On Saturday night, Jim was hanging out with the Kenshoto guys, and they soon realized that they locked the closet and desperately needed something out of it. After the Lockpicking Convention guys tried on the door for about 15 minutes, Jim cut a notch out of his room key and opened the door in about 20 seconds total.

We got rewarded for both of these handsomely, and on Sunday morning we jumped up from 8th to 6th in the rankings. However, the (very friendly) Korean Song of Freedom got back ahead of us in the last hour, leaving us in 7th.
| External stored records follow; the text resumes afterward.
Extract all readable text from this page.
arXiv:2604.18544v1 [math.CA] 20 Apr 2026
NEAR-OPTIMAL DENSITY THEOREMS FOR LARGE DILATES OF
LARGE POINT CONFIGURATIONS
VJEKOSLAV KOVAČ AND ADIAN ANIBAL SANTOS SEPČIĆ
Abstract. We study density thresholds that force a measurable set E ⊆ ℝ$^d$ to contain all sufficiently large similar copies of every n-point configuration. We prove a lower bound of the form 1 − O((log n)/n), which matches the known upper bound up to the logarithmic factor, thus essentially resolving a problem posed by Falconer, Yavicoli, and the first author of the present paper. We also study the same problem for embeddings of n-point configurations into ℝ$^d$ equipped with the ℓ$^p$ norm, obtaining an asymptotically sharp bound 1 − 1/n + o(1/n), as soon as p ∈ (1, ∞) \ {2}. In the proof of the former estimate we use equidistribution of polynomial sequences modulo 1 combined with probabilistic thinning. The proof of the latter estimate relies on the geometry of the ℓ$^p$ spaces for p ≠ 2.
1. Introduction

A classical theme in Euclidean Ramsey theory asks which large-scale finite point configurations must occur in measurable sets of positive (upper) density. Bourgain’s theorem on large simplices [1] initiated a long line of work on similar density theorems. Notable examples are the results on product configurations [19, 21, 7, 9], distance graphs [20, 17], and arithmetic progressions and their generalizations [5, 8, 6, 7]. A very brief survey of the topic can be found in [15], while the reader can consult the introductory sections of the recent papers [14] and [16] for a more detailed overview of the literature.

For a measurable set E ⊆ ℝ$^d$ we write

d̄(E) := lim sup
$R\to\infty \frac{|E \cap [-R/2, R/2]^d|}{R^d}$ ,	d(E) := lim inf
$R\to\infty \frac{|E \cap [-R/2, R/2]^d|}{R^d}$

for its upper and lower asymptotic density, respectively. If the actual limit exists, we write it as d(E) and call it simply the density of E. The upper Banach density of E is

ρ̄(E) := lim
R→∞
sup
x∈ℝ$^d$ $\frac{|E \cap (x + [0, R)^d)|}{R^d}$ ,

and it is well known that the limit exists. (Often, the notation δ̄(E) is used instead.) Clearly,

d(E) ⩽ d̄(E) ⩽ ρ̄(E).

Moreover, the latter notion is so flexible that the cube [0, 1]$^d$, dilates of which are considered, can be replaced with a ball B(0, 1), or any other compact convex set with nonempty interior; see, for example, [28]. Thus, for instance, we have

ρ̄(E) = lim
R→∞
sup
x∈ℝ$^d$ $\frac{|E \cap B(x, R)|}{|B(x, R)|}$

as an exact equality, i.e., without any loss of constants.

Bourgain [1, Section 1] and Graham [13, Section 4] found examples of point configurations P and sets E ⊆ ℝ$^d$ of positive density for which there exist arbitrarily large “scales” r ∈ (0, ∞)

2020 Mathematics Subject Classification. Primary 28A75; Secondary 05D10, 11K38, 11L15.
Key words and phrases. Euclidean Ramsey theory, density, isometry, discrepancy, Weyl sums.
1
After the awards ceremony (including hearing about the amazingly complicated Mystery Box Challenge), we walked down to the Wynn for the buffet, which had a sizable line. Forging ahead, I was pleased to find that it was not only much better than TI’s buffet (making it the best buffet I’ve ever been to), but it also had the nicest bathrooms I’ve ever been in.

After that, had a couple beers with Zap to finish off the big jug he bought Thursday afternoon, and retired in anticipation of the 7am flight home.